37. Bölüm

29 bölüm

Gökçe deniz korkmaz
gokcedeniz

Hazal’ı Poyraz odaya götürmüştü. Hazal, babasıyla annesinin ona vurduğunu, başka çaresi olmadığı için buraya geldiğini söylemişti. Annem de onun burada kalmasına izin vermişti. Tabi ben üzüldüm ama belli etmedim.

Aradan birkaç gün geçti. Ben odamda ders çalışırken Hazal içeri girdi.

“Yine mi ders çalışıyorsun?” dedi Hazal.

“Hani girmem gereken bir sınav var ya…” dedim.

“Aynı ailen gibisin, ne dersmiş arkadaş. Sıkıcı.” diye homurdandı.

“Hazal, çık odamdan.” dedim sertçe.

“Sen benim dedemi öldürdün. Sen bir katilsin, ben de seni öldüreceğim.” diye bağırdı.

“Nasıl olacakmış o?” diye sordum şaşkınlıkla.

“İzle de gör. Önce seni bu aileye düşman edeceğim, sonra da seni öldüreceğim.” dedi.

Sonra kendi kafasına masada duran bardağı vurdu ve çığlık attı. Herkes odaya koştu. Hazal gözyaşları içinde baktı.

“Ne oldu kızım, kim yaptı?” diye sordu annem.

“Anne, ben Gökçe’yle ders çalışmak istedim, o da bana bardakla vurdu.” dedi Hazal ağlayarak.

“Ne?

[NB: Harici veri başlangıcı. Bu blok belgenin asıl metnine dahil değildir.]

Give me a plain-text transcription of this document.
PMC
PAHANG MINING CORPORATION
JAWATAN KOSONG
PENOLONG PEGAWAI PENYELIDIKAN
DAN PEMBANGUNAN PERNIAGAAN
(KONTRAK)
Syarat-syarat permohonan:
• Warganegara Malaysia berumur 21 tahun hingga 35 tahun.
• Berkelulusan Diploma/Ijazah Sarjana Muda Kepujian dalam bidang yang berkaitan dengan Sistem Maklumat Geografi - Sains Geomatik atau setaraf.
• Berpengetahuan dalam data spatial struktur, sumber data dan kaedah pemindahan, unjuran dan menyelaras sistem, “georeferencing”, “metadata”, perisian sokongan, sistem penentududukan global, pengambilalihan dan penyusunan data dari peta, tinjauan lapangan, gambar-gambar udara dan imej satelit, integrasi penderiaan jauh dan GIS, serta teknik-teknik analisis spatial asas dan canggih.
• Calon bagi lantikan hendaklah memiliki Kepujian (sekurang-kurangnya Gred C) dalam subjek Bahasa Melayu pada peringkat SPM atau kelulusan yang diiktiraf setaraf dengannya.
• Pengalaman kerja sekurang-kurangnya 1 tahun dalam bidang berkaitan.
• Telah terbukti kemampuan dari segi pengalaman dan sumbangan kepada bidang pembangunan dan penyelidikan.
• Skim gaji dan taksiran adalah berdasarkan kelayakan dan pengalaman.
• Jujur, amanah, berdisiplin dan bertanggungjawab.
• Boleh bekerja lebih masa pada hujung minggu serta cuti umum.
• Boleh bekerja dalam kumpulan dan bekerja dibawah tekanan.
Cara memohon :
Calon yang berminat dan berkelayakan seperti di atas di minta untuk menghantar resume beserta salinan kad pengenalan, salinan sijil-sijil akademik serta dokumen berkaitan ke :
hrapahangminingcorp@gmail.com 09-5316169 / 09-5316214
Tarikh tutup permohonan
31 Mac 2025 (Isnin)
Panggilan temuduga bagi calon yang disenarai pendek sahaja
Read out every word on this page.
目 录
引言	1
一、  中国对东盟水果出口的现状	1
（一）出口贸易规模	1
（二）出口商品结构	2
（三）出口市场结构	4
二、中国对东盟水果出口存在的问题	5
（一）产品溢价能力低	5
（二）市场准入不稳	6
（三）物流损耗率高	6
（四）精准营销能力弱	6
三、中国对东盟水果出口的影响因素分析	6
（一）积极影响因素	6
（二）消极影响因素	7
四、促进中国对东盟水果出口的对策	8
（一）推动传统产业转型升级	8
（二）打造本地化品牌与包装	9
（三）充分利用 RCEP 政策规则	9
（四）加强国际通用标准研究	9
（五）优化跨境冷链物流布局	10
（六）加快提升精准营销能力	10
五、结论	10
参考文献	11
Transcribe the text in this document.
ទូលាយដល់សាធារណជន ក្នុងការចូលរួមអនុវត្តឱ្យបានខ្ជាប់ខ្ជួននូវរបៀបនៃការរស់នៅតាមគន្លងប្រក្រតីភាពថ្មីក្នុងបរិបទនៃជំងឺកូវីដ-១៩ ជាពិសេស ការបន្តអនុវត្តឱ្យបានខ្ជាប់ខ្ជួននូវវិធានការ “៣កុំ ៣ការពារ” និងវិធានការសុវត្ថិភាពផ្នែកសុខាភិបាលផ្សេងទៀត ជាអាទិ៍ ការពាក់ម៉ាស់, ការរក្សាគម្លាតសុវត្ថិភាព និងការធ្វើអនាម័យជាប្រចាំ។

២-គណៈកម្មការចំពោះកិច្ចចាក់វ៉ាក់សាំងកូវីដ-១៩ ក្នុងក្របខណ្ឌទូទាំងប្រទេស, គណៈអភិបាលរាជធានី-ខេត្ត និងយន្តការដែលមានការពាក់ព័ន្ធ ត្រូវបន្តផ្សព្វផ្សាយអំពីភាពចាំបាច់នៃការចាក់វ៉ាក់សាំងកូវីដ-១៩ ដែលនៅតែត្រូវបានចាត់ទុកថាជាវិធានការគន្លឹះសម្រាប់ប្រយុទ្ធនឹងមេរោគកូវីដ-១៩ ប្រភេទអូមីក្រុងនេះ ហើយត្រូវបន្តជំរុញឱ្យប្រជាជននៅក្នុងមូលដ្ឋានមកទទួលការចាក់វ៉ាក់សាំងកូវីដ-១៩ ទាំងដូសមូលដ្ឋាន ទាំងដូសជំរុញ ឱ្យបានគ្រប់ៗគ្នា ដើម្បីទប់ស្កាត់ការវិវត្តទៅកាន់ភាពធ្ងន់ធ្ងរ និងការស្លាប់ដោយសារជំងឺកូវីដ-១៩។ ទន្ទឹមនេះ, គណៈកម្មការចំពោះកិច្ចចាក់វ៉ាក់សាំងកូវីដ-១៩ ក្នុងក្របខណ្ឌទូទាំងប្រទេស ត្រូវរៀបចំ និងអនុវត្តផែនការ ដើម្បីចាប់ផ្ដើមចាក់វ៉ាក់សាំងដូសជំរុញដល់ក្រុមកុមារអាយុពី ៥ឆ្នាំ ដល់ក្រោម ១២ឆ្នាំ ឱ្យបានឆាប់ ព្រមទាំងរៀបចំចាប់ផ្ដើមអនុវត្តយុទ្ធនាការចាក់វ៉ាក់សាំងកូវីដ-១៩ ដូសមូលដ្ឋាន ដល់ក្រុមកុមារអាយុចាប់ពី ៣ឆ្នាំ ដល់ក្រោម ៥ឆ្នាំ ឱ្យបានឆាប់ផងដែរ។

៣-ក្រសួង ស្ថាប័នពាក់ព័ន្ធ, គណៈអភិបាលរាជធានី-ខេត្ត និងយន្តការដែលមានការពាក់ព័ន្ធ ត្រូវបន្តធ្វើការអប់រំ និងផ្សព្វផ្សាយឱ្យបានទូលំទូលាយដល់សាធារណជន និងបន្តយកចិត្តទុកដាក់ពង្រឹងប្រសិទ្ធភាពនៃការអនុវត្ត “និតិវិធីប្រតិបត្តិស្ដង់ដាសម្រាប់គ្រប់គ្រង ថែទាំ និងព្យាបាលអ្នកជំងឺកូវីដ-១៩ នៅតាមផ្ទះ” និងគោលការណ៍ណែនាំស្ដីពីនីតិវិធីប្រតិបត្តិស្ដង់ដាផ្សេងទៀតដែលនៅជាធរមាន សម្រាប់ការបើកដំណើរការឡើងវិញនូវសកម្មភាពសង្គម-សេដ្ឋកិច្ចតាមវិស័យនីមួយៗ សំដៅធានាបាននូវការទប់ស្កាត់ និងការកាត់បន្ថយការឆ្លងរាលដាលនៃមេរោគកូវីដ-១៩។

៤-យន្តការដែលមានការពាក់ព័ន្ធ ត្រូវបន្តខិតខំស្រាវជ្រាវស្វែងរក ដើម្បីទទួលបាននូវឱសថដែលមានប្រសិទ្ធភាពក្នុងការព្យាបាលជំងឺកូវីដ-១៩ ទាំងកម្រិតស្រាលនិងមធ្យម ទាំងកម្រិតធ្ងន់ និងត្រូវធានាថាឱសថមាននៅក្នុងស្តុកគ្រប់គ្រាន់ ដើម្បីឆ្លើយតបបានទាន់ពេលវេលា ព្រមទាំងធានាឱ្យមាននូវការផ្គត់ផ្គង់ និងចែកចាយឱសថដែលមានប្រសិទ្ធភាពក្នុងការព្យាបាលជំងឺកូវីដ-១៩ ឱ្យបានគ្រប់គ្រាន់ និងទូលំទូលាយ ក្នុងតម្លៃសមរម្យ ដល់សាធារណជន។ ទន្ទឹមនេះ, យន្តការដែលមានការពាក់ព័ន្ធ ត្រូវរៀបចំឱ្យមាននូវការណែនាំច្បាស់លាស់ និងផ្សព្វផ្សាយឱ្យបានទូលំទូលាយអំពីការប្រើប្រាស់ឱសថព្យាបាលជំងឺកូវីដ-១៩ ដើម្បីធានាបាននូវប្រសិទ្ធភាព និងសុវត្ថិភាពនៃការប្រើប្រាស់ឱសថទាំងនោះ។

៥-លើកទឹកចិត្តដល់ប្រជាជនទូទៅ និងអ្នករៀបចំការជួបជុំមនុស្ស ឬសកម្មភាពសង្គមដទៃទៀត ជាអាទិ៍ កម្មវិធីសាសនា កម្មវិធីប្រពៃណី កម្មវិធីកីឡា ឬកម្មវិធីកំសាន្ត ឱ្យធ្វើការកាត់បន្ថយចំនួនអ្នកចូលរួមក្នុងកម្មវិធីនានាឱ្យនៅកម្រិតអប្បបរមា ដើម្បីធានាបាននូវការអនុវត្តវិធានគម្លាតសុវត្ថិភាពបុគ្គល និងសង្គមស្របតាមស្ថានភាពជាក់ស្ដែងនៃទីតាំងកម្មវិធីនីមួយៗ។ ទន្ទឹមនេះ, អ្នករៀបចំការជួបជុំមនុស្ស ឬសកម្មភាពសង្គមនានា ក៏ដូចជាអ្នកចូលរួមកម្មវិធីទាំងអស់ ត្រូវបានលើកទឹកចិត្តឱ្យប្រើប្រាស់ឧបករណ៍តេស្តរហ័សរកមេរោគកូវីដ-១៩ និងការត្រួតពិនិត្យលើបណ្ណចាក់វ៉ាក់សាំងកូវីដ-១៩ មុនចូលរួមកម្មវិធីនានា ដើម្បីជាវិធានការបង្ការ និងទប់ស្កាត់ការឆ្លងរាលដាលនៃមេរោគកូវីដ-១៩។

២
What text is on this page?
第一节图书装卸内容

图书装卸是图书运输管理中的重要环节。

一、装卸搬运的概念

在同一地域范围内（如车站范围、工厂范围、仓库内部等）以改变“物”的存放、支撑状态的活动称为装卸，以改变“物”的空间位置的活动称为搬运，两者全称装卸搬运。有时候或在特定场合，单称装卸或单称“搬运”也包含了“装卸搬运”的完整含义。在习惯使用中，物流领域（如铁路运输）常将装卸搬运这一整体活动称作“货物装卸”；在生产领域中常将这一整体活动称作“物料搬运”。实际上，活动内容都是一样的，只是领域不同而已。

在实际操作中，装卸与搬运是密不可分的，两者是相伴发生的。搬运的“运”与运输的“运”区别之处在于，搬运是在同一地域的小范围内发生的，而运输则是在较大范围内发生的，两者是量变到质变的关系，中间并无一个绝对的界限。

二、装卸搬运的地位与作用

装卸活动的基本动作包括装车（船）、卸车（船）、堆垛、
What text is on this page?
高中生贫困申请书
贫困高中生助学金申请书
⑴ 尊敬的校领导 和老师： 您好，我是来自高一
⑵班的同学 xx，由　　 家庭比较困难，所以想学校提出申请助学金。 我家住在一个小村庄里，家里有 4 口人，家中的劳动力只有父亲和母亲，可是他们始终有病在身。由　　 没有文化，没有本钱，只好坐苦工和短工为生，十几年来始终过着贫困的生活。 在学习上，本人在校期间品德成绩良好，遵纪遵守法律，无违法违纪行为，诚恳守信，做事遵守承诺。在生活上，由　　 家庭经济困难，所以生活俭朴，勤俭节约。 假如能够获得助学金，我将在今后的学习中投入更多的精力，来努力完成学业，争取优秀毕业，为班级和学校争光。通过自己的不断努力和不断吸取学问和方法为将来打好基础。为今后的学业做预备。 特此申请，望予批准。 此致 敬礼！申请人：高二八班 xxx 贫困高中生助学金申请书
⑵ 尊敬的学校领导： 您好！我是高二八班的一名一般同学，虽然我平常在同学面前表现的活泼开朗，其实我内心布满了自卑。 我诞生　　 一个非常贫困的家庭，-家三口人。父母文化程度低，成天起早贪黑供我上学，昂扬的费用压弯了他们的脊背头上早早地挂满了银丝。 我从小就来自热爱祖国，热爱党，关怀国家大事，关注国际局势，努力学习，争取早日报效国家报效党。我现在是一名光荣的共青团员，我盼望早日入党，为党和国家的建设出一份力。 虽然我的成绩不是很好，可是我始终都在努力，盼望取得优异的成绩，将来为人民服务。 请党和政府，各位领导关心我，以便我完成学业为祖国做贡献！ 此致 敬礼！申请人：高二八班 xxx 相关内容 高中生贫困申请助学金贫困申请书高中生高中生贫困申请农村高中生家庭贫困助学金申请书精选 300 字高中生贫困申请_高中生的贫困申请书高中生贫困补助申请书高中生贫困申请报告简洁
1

Yalan söylüyor!” dedim şok içinde.

“Gökçe, bunu nasıl yaparsın?” dedi annem hayal kırıklığıyla.

“Ben yapmadım!” diye karşı çıktım.

Hazal daha da hızlı ağlamaya başladı. Poyraz onu götürdü ve pansuman yaptı.

“Gökçe, senden hiç beklemezdim.” dedi annem.

“Ben yapmadım.” dedim tekrar, ama kimse inanmadı.

Odamdan çıktım. Yerdeki camı görmedim, ayağıma battı. Ağlayarak çıkardım, pansuman yaptım ve yatağıma girip yattım.

1 Ay Sonra

O günün üstünden tam bir ay geçmişti. Bu bir ayda olanları size özetleyeyim.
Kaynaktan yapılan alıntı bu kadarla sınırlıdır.